Anche questa impostazione però non convince.
A prescindere dalla questione della causa concreta, contrapposta a quella astratta (la quale riposa sull’indiscutibile dato normativo codicistico e sulla dogmatica tradizionale dei nostri interpreti), causa concreta che secondo il giudizio degli interpreti che l’avversano comporterebbe la sublimazione dei motivi ad inammissibili elementi essenziali del contratto e dunque, indirettamente, alla proliferazione delle cause di nullità al di là dei limiti tipicamente a disposizione solo al legislatore, basta osservare, nello specifico, che la remissione del debito presuppone, logicamente, l’esistenza di un debito da estinguere e dunque, apparirebbe difficile affermare, che nel caso in esame la vendita sarebbe strutturata senza corrispettivo.
In realtà la vendita ipotizzata ha un corrispettivo da pagare e quindi, da essa, nasce un debito, il quale, però, in conseguenza di un negozio diverso dalla stessa, si estingue. Abbiamo una vera vendita e una vera remissione del debito. Dall’atto potrebbe non emergere alcun intento liberale e in tal caso si avrebbe, semplicemente, un contratto a causa corrispettiva e un negozio a causa neutra che cioè, resta tipologicamente se stesso, a prescindere dalla sua onerosità o gratuità.
Si sostiene di contro, che ciò che non va nel caso specifico è la simultaneità dei due suddetti negozi, credendosi, che la questione non si porrebbe, invece, laddove la remissione fosse contenuta in un atto successivo alla vendita, magari a distanza di tempo che evidenzierebbe, in tal modo, che vendita e remissione non sono il frutto di un contestuale programma contrattuale.
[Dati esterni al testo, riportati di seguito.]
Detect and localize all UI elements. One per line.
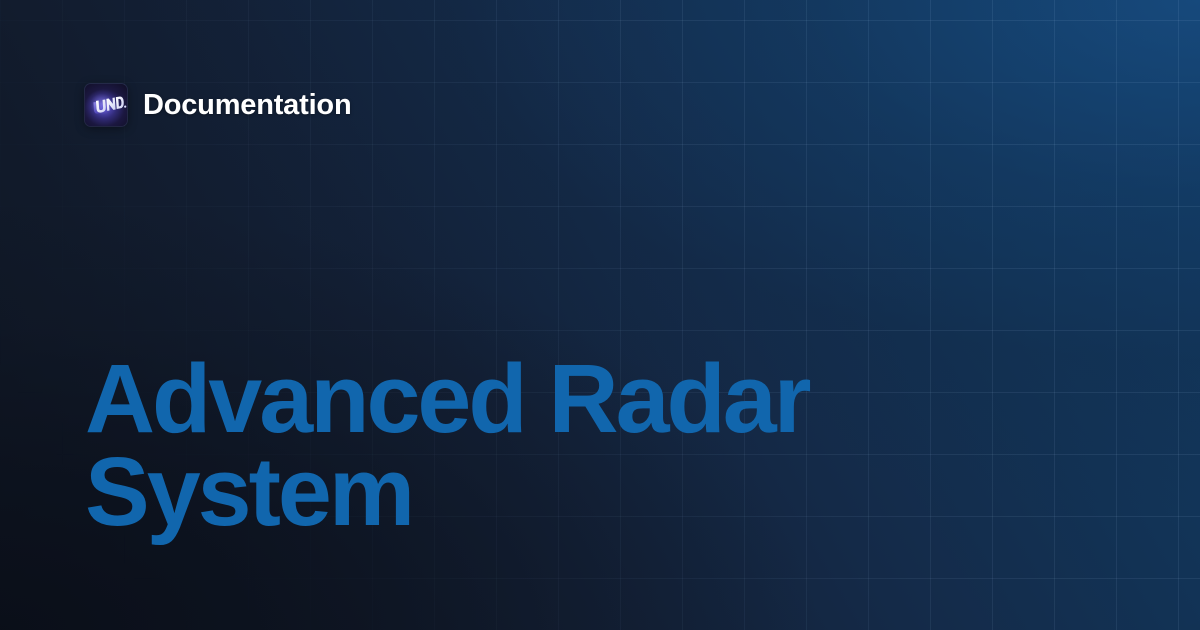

Ma è noto che la contestualità di due o più negozi non ne snatura l’essenza, ancorché essi prendano tutti efficacia dalla sottoscrizione dell’unico atto in cui sono contenuti. Si prenda il caso della vendita con corrispettivo legalmente o volontariamente compensato con altra obbligazione reciproca (anche eventualmente derivante da un contestuale riconoscimento di debito). Nessuno dubita che la relativa vendita sia perfettamente valida anche se il corrispettivo non viene pagato perché contestualmente estinto per compensazione. Non si tratta, infatti, di una vendita senza prezzo ma di una vendita con corrispettivo contestualmente estinto.
Nel nostro caso la cosa non cambia perché siamo in presenza di una estinzione derivante da remissione del debito, addirittura, di per sé stessa non è necessariamente liberale.
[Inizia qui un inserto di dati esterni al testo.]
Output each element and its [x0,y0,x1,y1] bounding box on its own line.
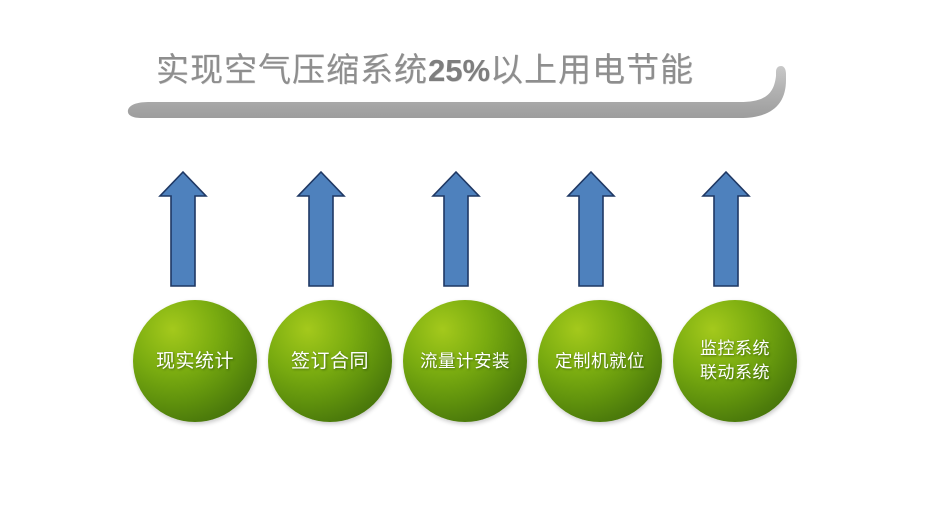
node-label: 流量计安装 [416,349,514,374]
node-jiankong-liandong[interactable]: 监控系统 联动系统 [673,300,797,422]
node-label: 定制机就位 [551,349,649,374]
title-percent: 25% [428,53,490,88]
up-arrow-icon-1 [158,170,208,288]
node-liuliangji-anzhuang[interactable]: 流量计安装 [403,300,527,422]
up-arrow-icon-3 [431,170,481,288]
node-label: 监控系统 联动系统 [696,337,774,385]
page-title: 实现空气压缩系统25%以上用电节能 [156,46,756,96]
node-label: 签订合同 [287,349,373,374]
node-qianding-hetong[interactable]: 签订合同 [268,300,392,422]
up-arrow-icon-2 [296,170,346,288]
node-label: 现实统计 [152,349,238,374]
title-prefix: 实现空气压缩系统 [156,53,428,89]
up-arrow-icon-4 [566,170,616,288]
slide-canvas: 实现空气压缩系统25%以上用电节能 现实统计 签订合同 流量计安装 定制机就位 … [0,0,945,529]
title-banner-group: 实现空气压缩系统25%以上用电节能 [120,36,800,136]
node-dingzhiji-jiuwei[interactable]: 定制机就位 [538,300,662,422]
title-suffix: 以上用电节能 [490,53,694,89]
up-arrow-icon-5 [701,170,751,288]
node-xianshi-tongji[interactable]: 现实统计 [133,300,257,422]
Negli ordinamenti di tradizione romanistica, come il nostro, il diritto oggettivo è costituito dalla norma scritta da interpretare, se possibile letteralmente (art. 12 preleggi). Per evitare che meccanismi causali indiretti possano essere rivolti a finalità illecite, è sanzionato il contratto fraudolento (art. 1344 cc). Al di là di esso l’utilizzo di combinazioni negoziali, espressione di autonomia contrattuale non solo non è vietato, ma è incoraggiato dalla Legge (art. 1322 cc) e addirittura dalla Costituzione (art. 41 Cost).
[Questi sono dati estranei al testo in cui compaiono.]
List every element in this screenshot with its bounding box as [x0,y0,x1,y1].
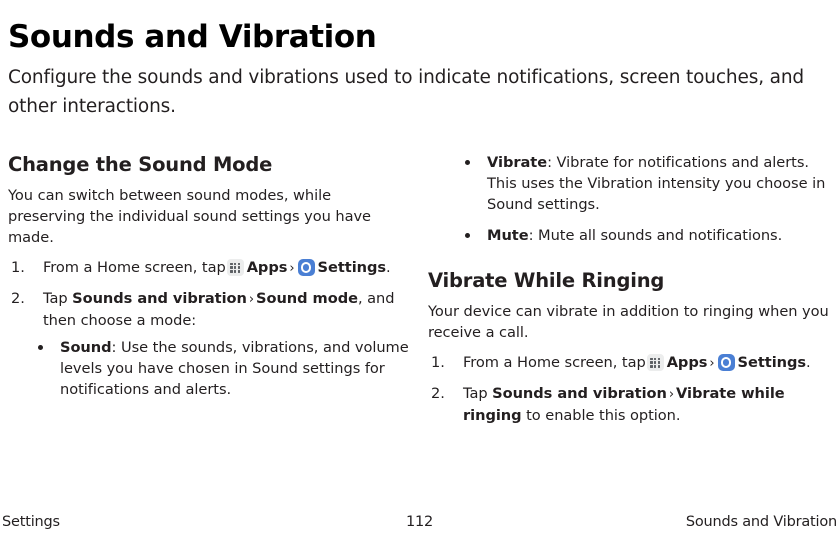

Il nostro ordinamento ammette la donazione indiretta, addirittura non soggetta alle forme della donazione, nel cui ambito casistico interpretativo rientra da sempre la combinazione negoziale vendita / remissione, e quindi non si capisce poi come l’interprete possa ritenerla invalida e assimilarla a una simulazione negando così valore al negozio indiretto che nulla simula ma anzi, raddoppia la volontà contrattuale con riferimento sia al negozio mezzo che a quello fine. Non si capisce infine perché la valutazione del collegamento negoziale sia diversa a seconda che la remissione avvenga contestualmente o successivamente, di un giorno o di un anno, alla vendita.
Unica alternativa a ciò sarebbe sostenere contro l’interpretazione da sempre seguita, che la vendita con pertinente remissione del debito da pagamento del corrispettivo sia, di per sé, contraria alla Legge ( per simulazione o per inesistenza della causa concreta che siano).